Asked if he thinks the U.S. would agree to the restoration of the monarchy in Iraq, al-Hussein avoids a direct answer, saying that, eventually, "the Americans will leave and the Iraqi people will be free to make their choice."
Al-Hussein says he welcomes the current U.S. plan to transfer authority to Iraqis by the end of June. But he says it might be too late now to elect provisional bodies because the security situation in the country is deteriorating.
"Unfortunately, it may well be too late in the short term because the policies of the failed Governing Council and the coalition have led to the deterioration in the security situation in Iraq, and it may not be possible to hold elections in the near term," al-Hussein said.
Al-Hussein says the overall situation for Iraqis has not significantly improved, eight months after their liberation from Hussein's rule. He says the standard of living is worse now than it was under Hussein and that the security situation is poor. In addition, he says, there hasn't been any progress made on the political front.

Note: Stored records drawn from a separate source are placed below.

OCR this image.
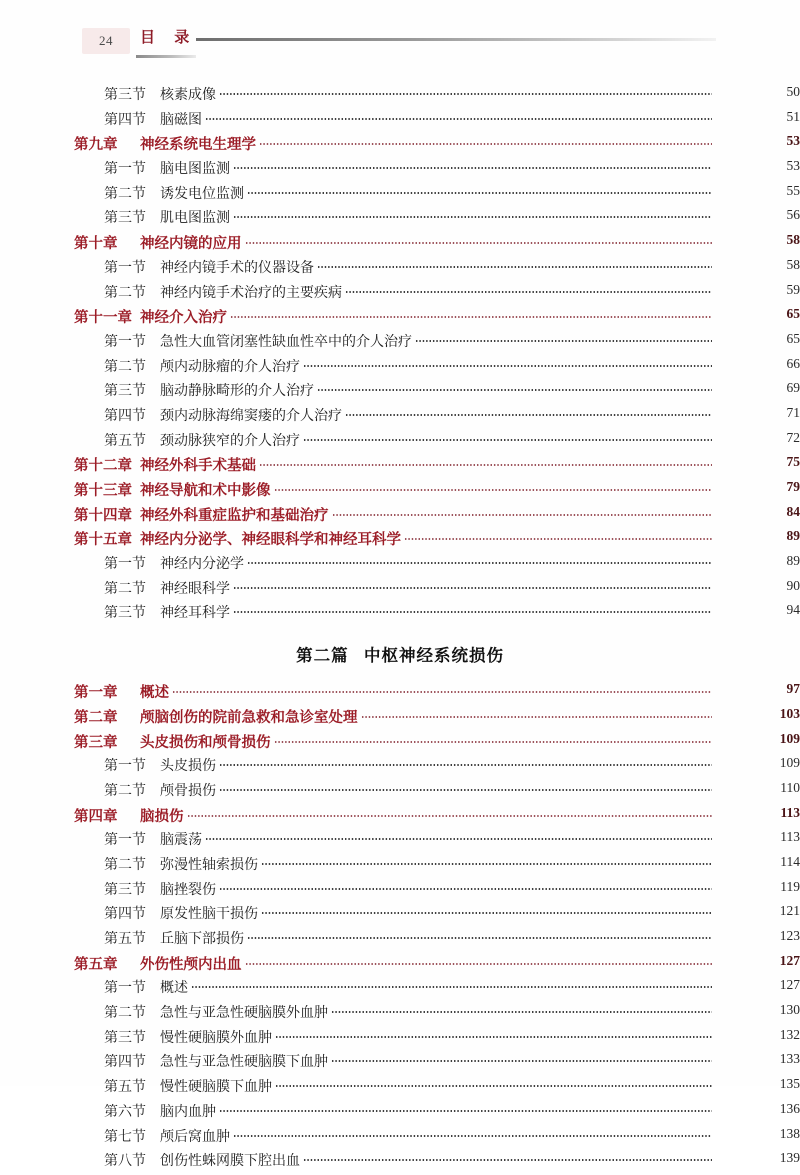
24	目   录
第三节	核素成像	50
第四节	脑磁图	51
第九章	神经系统电生理学	53
第一节	脑电图监测	53
第二节	诱发电位监测	55
第三节	肌电图监测	56
第十章	神经内镜的应用	58
第一节	神经内镜手术的仪器设备	58
第二节	神经内镜手术治疗的主要疾病	59
第十一章 神经介入治疗	65
第一节	急性大血管闭塞性缺血性卒中的介人治疗	65
第二节	颅内动脉瘤的介人治疗	66
第三节	脑动静脉畸形的介人治疗	69
第四节	颈内动脉海绵窦瘘的介人治疗	71
第五节	颈动脉狭窄的介人治疗	72
第十二章 神经外科手术基础	75
第十三章 神经导航和术中影像	79
第十四章 神经外科重症监护和基础治疗	84
第十五章 神经内分泌学、神经眼科学和神经耳科学	89
第一节	神经内分泌学	89
第二节	神经眼科学	90
第三节	神经耳科学	94
第二篇   中枢神经系统损伤
第一章	概述	97
第二章	颅脑创伤的院前急救和急诊室处理	103
第三章	头皮损伤和颅骨损伤	109
第一节	头皮损伤	109
第二节	颅骨损伤	110
第四章	脑损伤	113
第一节	脑震荡	113
第二节	弥漫性轴索损伤	114
第三节	脑挫裂伤	119
第四节	原发性脑干损伤	121
第五节	丘脑下部损伤	123
第五章	外伤性颅内出血	127
第一节	概述	127
第二节	急性与亚急性硬脑膜外血肿	130
第三节	慢性硬脑膜外血肿	132
第四节	急性与亚急性硬脑膜下血肿	133
第五节	慢性硬脑膜下血肿	135
第六节	脑内血肿	136
第七节	颅后窝血肿	138
第八节	创伤性蛛网膜下腔出血	139
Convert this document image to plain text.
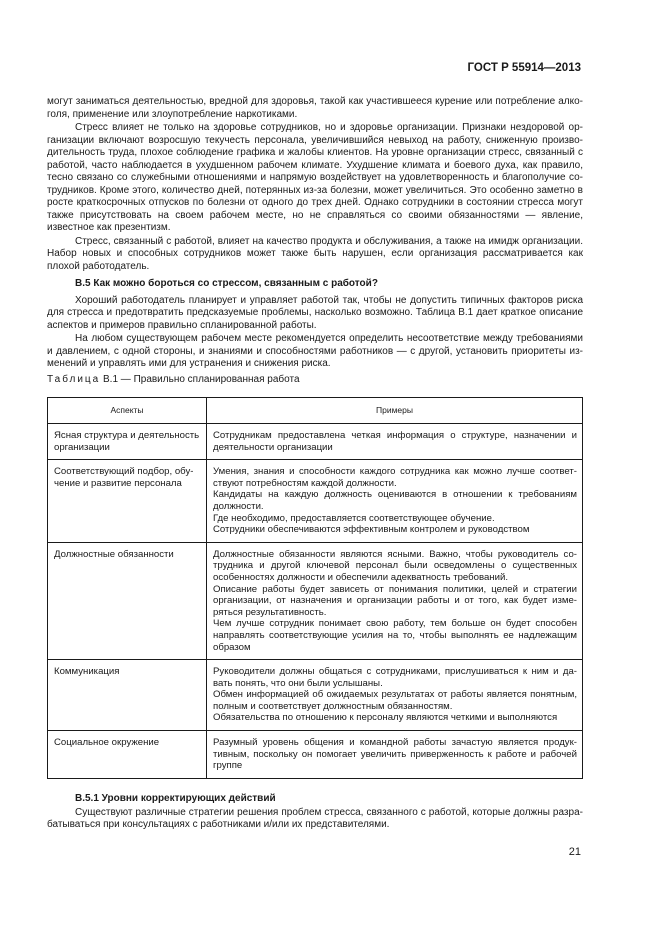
ГОСТ Р 55914—2013

могут заниматься деятельностью, вредной для здоровья, такой как участившееся курение или потребление алкоголя, применение или злоупотребление наркотиками.

Стресс влияет не только на здоровье сотрудников, но и здоровье организации. Признаки нездоровой организации включают возросшую текучесть персонала, увеличившийся невыход на работу, сниженную производительность труда, плохое соблюдение графика и жалобы клиентов. На уровне организации стресс, связанный с работой, часто наблюдается в ухудшенном рабочем климате. Ухудшение климата и боевого духа, как правило, тесно связано со служебными отношениями и напрямую воздействует на удовлетворенность и благополучие сотрудников. Кроме этого, количество дней, потерянных из-за болезни, может увеличиться. Это особенно заметно в росте краткосрочных отпусков по болезни от одного до трех дней. Однако сотрудники в состоянии стресса могут также присутствовать на своем рабочем месте, но не справляться со своими обязанностями — явление, известное как презентизм.

Стресс, связанный с работой, влияет на качество продукта и обслуживания, а также на имидж организации. Набор новых и способных сотрудников может также быть нарушен, если организация рассматривается как плохой работодатель.

В.5 Как можно бороться со стрессом, связанным с работой?

Хороший работодатель планирует и управляет работой так, чтобы не допустить типичных факторов риска для стресса и предотвратить предсказуемые проблемы, насколько возможно. Таблица В.1 дает краткое описание аспектов и примеров правильно спланированной работы.

На любом существующем рабочем месте рекомендуется определить несоответствие между требованиями и давлением, с одной стороны, и знаниями и способностями работников — с другой, установить приоритеты изменений и управлять ими для устранения и снижения риска.

Таблица В.1 — Правильно спланированная работа
Аспекты	Примеры
Ясная структура и деятельность организации	Сотрудникам предоставлена четкая информация о структуре, назначении и деятельности организации

Соответствующий подбор, обучение и развитие персонала	Умения, знания и способности каждого сотрудника как можно лучше соответствуют потребностям каждой должности.
Кандидаты на каждую должность оцениваются в отношении к требованиям должности.
Где необходимо, предоставляется соответствующее обучение.
Сотрудники обеспечиваются эффективным контролем и руководством

Должностные обязанности	Должностные обязанности являются ясными. Важно, чтобы руководитель сотрудника и другой ключевой персонал были осведомлены о существенных особенностях должности и обеспечили адекватность требований.
Описание работы будет зависеть от понимания политики, целей и стратегии организации, от назначения и организации работы и от того, как будет измеряться результативность.
Чем лучше сотрудник понимает свою работу, тем больше он будет способен направлять соответствующие усилия на то, чтобы выполнять ее надлежащим образом

Коммуникация	Руководители должны общаться с сотрудниками, прислушиваться к ним и давать понять, что они были услышаны.
Обмен информацией об ожидаемых результатах от работы является понятным, полным и соответствует должностным обязанностям.
Обязательства по отношению к персоналу являются четкими и выполняются

Социальное окружение	Разумный уровень общения и командной работы зачастую является продуктивным, поскольку он помогает увеличить приверженность к работе и рабочей группе
В.5.1 Уровни корректирующих действий

Существуют различные стратегии решения проблем стресса, связанного с работой, которые должны разрабатываться при консультациях с работниками и/или их представителями.

21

He says the coalition should take full responsibility for things getting worse after Hussein's ouster.
Al-Hussein says the increase in the activity of anticoalition insurgents is mainly due to the policies of the coalition. Those policies, he says, have been insensitive to the needs of Iraq's many different communities and have contributed to the marginalization and disenfranchisement of many people.
"The dissolution of government institutions has left millions of people out on the streets and is giving a core basis of support to those who have chosen the military route to fight the occupation," al-Hussein said. "This was entirely unnecessary."